There has been a couple of threads here lately referring to Ozito rotary hammers at less than $100 and should do what you want.

----------


## JDub

Thanks Bedford, yep have read those threads.... 
Anyone got any experience with the Baumr-ag drills sold on ebay? (linked above)..... otherwise the Ozito drill from Bunnies may be the go. 
Cheers

----------


## murray44

I have used one of the $89 Ozito ones from Bunnings. Excellent result.

----------


## Wombat2

I've used both and it depends on the job - 1st job was old tiles in the laundry - they were lifting by themselves and the hammer drill made short work of it Then when I can to lift the tiles in our entrance hall ( on a 1" thick bed of mortar ) the hammer drill didn't do a thing and I had to hire a small electric jack hammer - even that was hard work and took 2 days for an area less than the laundry  :Mad:

----------


## nberry83

For the large area of our house we hired a jack hammer on a trolley from Kennards. For the bathroom and ensuite we will be using a little Ozito hammer drill. Can't rate it high enough in regards to being able to remove the roman bath in 2 sittings - wall tiles, front edge and one side out in one 3hr sitting and then the rest in another 2hrs.

----------


## HigherPlane

I also used the jackhammer on a trolley for the large area of our house. I imagine it would have been back breaking work without that trolley. I was also really impressed with the level of service I got from Kennards. The jackhammer got up all the slate tiles and some of the mortar but far I left quite a bit of it and the next day I hired a diamond grinder (about the size of a small lawnmower) and it brought the surface back to perfectly smooth in no time.
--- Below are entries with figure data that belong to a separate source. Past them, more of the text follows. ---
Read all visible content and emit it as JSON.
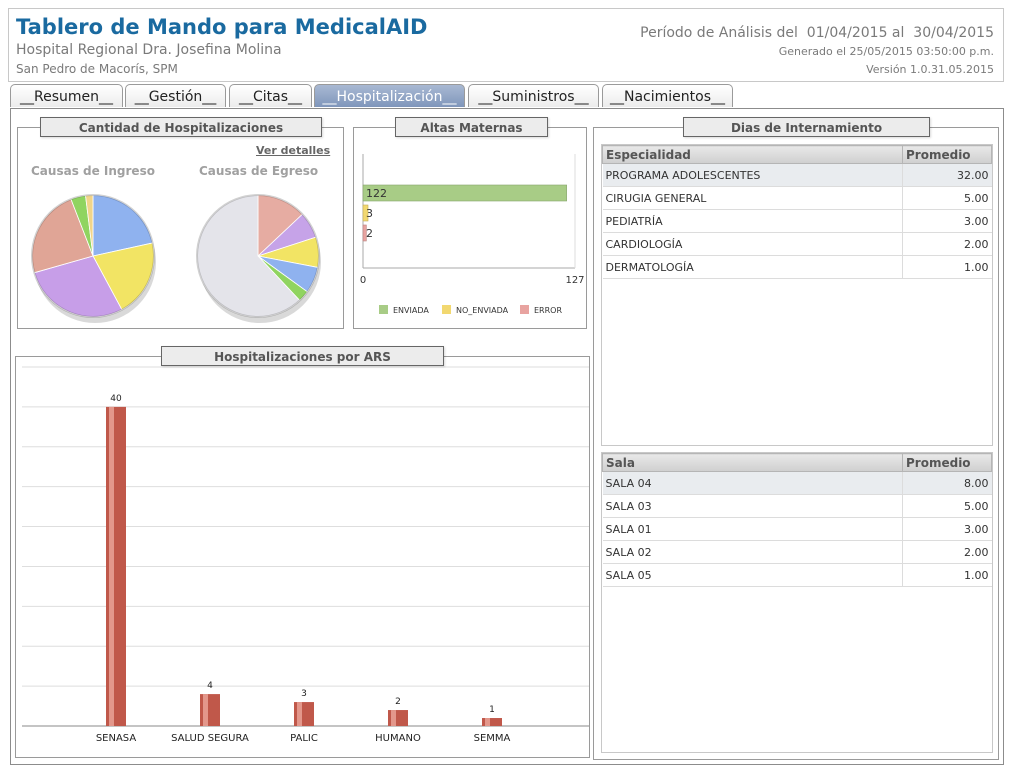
{
  "header": {
    "title": "Tablero de Mando para MedicalAID",
    "hospital": "Hospital Regional Dra. Josefina Molina",
    "location": "San Pedro de Macorís, SPM",
    "period": "Período de Análisis del  01/04/2015 al  30/04/2015",
    "generated": "Generado el 25/05/2015 03:50:00 p.m.",
    "version": "Versión 1.0.31.05.2015"
  },
  "tabs": [
    {
      "label": "__Resumen__"
    },
    {
      "label": "__Gestión__"
    },
    {
      "label": "__Citas__"
    },
    {
      "label": "__Hospitalización__",
      "active": true
    },
    {
      "label": "__Suministros__"
    },
    {
      "label": "__Nacimientos__"
    }
  ],
  "cantidad": {
    "title": "Cantidad de Hospitalizaciones",
    "link": "Ver detalles",
    "ingreso_label": "Causas de Ingreso",
    "egreso_label": "Causas de Egreso"
  },
  "altas": {
    "title": "Altas Maternas"
  },
  "ars": {
    "title": "Hospitalizaciones por ARS"
  },
  "dias": {
    "title": "Dias de Internamiento",
    "especialidad": {
      "headers": [
        "Especialidad",
        "Promedio"
      ],
      "rows": [
        [
          "PROGRAMA ADOLESCENTES",
          "32.00"
        ],
        [
          "CIRUGIA GENERAL",
          "5.00"
        ],
        [
          "PEDIATRÍA",
          "3.00"
        ],
        [
          "CARDIOLOGÍA",
          "2.00"
        ],
        [
          "DERMATOLOGÍA",
          "1.00"
        ]
      ]
    },
    "sala": {
      "headers": [
        "Sala",
        "Promedio"
      ],
      "rows": [
        [
          "SALA 04",
          "8.00"
        ],
        [
          "SALA 03",
          "5.00"
        ],
        [
          "SALA 01",
          "3.00"
        ],
        [
          "SALA 02",
          "2.00"
        ],
        [
          "SALA 05",
          "1.00"
        ]
      ]
    }
  },
  "chart_data": [
    {
      "type": "pie",
      "title": "Causas de Ingreso",
      "values": [
        22,
        21,
        29,
        24,
        4,
        2
      ],
      "colors": [
        "#8fb2ef",
        "#f2e464",
        "#c79ee8",
        "#e0a596",
        "#90d460",
        "#f2d58a"
      ]
    },
    {
      "type": "pie",
      "title": "Causas de Egreso",
      "values": [
        13,
        7,
        8,
        7,
        3,
        62
      ],
      "colors": [
        "#e6aca2",
        "#c6a3e8",
        "#f2e464",
        "#8fb2ef",
        "#90d460",
        "#e4e4ea"
      ]
    },
    {
      "type": "bar",
      "orientation": "horizontal",
      "title": "Altas Maternas",
      "categories": [
        "ENVIADA",
        "NO_ENVIADA",
        "ERROR"
      ],
      "values": [
        122,
        3,
        2
      ],
      "colors": [
        "#a8cc86",
        "#f2d870",
        "#e8a3a0"
      ],
      "xlim": [
        0,
        127
      ],
      "legend": "bottom"
    },
    {
      "type": "bar",
      "title": "Hospitalizaciones por ARS",
      "categories": [
        "SENASA",
        "SALUD SEGURA",
        "PALIC",
        "HUMANO",
        "SEMMA"
      ],
      "values": [
        40,
        4,
        3,
        2,
        1
      ],
      "ylim": [
        0,
        45
      ],
      "grid": true
    }
  ]
}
There's not much you can do about the dust with the jack hammer however there is an attachment for a shop vac on the grinder. As all it's doing is turning the mortar to dust it makes a lot of it! If you're on a concrete slab I would definately go the grinding option to remove that last layer mortar. Kennards threw in a big angle grinder with a concrete grinding disc to get into the edges and corners where the big grinding machine wouldn't go. 
I did the whole downstairs (~75sqm) in two days with my mate. From memory it was about $300 for the hire equipment and nearly the same again for a skip bin.

----------


## howhardcoulditb

I have both the ozito hammer and Baumr-ag jack hammer and both are excellent power and performance for the money. My ozito has demo'd 2 bathrooms. Hammer drill gives you better control to rip off wall tiles if your keeping the sheeting on, even if your re-sheeting its less of a mess if tiles come of first then pull big parts of sheeting off. 
However if your gonna rip up floor concrete/mud bedding on the floor you might need the jack hammer, heaps easier and quicker and your back will thank you.
For the price of hiring a jack hammer its worth buying the Baumr-ag and then its there whenever you need, even if just once more it's paid for itself.

----------


## Ricardito

I am about to embark in removing kitchen tiles set in concrete and I have read Aldi is bringing next week an SDS rotary hammer drill 1500W variable speed impact rate 0-3 600/min  for $79 with accessories. What do you think guys?

----------


## Ricardito

Bought and tried the above removed the tiles and cut through mortar and concrete like butter  the not so clera manual says to keep it clear of dust to prevent the carbon brushes for getting too clogged but so far is doing a great job is mighty powerfull and I keep the the cutting blade very sharp with a diamond filer.
Worth the investment in these Taurus tools BTW the shop vac does a gret ajob of scooping all dirt out and I also use it as compressor to blow dust away from tools and such . So far I am very happy with homebrand tools.

----------


## mark53

I know it's been a long time since the last post on this topic but for what it's worth-If you have at least 10 cfm of free air delivery from your air compressor go to super cheap and buy an air chisel. It comes with, I think 3 chisels' and cost is about $40. Make sure you oil it regularly or it will crap it's self and SC will jack up after the third replacement. I demolished 2 bathrooms and a toilet including brickwork with mine. When you sharpen the chisels or points (about once a day) have a large cup of oil handy to keep the point you are sharpening cool and stop it from bluing. Best of luck  :2thumbsup:

----------


## mark53

I forgot to mention wear earmuffs, goggles/ safety glasses and a good pear of gloves. Not only did it remove the tiles but also the bed of mortar down to the slab.

----------